CATH
Content | |
---|---|
Description | Protein Structure Classification |
Contact | |
Research center | University College London |
Laboratory | Institute of Structural and Molecular Biology |
Primary citation | Cuff & al. (2011)[1] |
Release date | 1997 |
Access | |
Website | http://www.cathdb.info/ |
Tools | |
Miscellaneous |
The CATH Protein Structure Classification is a semi-automatic, hierarchical classification of protein domains published in 1997 by Christine Orengo, Janet Thornton and their colleagues.[2] CATH shares many broad features with its principal rival, SCOP, however there are also many areas in which the detailed classification differs greatly.
Hierarchy
The name CATH is an acronym of the four main levels in the classification.
# | Level | Description |
---|---|---|
1 | Class | the overall secondary-structure content of the domain |
2 | Architecture | high structural similarity but no evidence of homology. Equivalent to a fold in SCOP |
3 | Topology | a large-scale grouping of topologies which share particular structural features |
4 | Homologous superfamily | indicative of a demonstrable evolutionary relationship. Equivalent to the superfamily level of SCOP. |
CATH defines four classes: mostly-alpha, mostly-beta, alpha and beta, few secondary structures.
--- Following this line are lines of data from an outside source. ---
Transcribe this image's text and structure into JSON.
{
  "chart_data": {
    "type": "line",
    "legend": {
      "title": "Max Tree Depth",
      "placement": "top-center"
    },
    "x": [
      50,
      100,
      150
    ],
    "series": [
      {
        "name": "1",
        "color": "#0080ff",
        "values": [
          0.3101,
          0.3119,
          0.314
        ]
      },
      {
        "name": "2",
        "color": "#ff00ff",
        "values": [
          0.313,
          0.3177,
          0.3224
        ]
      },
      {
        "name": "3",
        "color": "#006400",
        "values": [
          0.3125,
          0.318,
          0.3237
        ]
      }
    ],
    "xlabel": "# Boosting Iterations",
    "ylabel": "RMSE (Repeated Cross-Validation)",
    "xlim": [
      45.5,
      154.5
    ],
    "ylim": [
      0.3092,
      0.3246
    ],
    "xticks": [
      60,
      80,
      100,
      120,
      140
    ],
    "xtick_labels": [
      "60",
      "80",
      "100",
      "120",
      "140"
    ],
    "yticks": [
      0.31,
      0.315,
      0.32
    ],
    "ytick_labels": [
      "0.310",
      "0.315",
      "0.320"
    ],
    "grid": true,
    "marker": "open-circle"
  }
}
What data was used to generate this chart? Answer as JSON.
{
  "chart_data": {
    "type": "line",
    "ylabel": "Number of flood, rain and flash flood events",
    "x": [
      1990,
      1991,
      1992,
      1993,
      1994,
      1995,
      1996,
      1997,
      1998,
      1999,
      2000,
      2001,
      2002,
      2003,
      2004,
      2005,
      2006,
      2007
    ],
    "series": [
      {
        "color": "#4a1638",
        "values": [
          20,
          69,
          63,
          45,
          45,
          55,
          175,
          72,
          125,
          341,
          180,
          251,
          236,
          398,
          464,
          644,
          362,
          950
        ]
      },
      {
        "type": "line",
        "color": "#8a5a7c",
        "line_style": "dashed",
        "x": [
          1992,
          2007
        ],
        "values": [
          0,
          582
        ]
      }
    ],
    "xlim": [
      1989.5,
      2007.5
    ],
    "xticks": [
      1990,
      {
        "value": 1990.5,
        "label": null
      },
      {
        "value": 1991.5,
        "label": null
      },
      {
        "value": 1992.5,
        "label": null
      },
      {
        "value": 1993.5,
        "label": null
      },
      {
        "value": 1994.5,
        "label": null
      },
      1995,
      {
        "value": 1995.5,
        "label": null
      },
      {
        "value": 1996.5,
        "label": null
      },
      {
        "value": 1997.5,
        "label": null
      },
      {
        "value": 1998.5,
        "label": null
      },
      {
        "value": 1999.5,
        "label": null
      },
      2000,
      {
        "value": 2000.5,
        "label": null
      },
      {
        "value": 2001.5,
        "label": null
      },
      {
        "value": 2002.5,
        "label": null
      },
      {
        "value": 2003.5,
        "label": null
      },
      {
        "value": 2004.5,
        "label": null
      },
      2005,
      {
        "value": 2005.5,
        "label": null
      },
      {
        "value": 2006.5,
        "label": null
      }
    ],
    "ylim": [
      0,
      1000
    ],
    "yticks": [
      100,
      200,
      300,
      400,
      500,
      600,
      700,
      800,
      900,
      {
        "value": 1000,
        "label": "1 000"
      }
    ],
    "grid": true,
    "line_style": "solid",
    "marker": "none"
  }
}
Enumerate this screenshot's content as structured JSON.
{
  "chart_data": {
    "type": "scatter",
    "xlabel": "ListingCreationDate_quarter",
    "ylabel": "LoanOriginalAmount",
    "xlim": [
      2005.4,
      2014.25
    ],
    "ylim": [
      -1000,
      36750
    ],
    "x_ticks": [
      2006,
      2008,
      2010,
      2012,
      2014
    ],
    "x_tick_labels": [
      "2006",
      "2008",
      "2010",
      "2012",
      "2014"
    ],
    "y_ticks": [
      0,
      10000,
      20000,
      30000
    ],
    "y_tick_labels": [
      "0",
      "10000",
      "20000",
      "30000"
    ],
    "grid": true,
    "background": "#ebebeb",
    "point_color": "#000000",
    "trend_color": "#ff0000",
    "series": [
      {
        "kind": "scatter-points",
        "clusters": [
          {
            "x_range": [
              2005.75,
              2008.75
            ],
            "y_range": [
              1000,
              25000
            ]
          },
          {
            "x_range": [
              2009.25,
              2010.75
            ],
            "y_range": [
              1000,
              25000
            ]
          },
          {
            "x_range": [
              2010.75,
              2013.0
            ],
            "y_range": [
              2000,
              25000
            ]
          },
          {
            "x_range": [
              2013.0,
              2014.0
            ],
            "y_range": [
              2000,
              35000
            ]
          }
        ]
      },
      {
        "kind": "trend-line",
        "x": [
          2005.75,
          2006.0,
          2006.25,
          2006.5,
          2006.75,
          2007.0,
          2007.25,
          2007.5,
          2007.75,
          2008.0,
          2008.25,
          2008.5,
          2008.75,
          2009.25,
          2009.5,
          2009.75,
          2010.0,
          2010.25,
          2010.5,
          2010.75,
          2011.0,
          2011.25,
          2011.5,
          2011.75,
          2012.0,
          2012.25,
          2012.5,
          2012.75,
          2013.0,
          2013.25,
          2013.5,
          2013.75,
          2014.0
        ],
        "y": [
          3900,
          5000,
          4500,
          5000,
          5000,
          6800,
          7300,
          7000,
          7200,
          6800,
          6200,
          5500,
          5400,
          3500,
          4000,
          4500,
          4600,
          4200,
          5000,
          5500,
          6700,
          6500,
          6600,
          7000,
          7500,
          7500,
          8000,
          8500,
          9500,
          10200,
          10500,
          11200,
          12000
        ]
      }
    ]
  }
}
In order to better understand the CATH classification system it is useful to know how it is constructed: much of the work is done by automatic methods, however there are important manual elements to the classification.
The very first step is to separate the proteins into domains. It is difficult to produce an unequivocal definition of a domain and this is one area in which CATH and SCOP differ.
The domains are automatically sorted into classes and clustered on the basis of sequence similarities. These groups form the H levels of the classification. The topology level is formed by structural comparisons of the homologous groups. Finally, the Architecture level is assigned manually.
Class Level classification is done on the basis of 4 criteria:
- Secondary structure content;
- Secondary structure contacts;
- Secondary structure alternation score; and
- Percentage of parallel strands.
More detail on this process and the comparison between SCOP, CATH and FSSP can be found in: Hadley & Jones, 1999[3] and Day et al., 2003.[4]
Example
- alpha domains only
- beta domains only
- alpha and beta
- roll
- TIM barrel
- sandwich
- beta lactamase
See also
- SCOP
- FSSP
References
- ↑ Cuff, Alison L; Sillitoe Ian, Lewis Tony, Clegg Andrew B, Rentzsch Robert, Furnham Nicholas, Pellegrini-Calace Marialuisa, Jones David, Thornton Janet, Orengo Christine A (Jan 2011). "Extending CATH: increasing coverage of the protein structure universe and linking structure with function". Nucleic Acids Res. (England) 39 (Database issue): D420–6. doi:10.1093/nar/gkq1001. PMC 3013636. PMID 21097779.
- ↑ Orengo CA, Michie AD, Jones S, Jones DT, Swindells MB, Thornton JM (1997). "CATH--a hierarchic classification of protein domain structures". Structure 5 (8): 1093–1108. doi:10.1016/S0969-2126(97)00260-8. PMID 9309224.
- ↑ Hadley C, Jones DT (1999). "A systematic comparison of protein structure classifications: SCOP, CATH and FSSP". Structure 7 (9): 1099–1112. doi:10.1016/S0969-2126(99)80177-4. PMID 10508779.
- ↑ Day R, Beck DA, Armen RS, Daggett V (2003). "A consensus view of fold space: Combining SCOP, CATH, and the Dali Domain Dictionary". Protein Sci. 12 (10): 2150–2160. doi:10.1110/ps.0306803. PMC 2366924. PMID 14500873.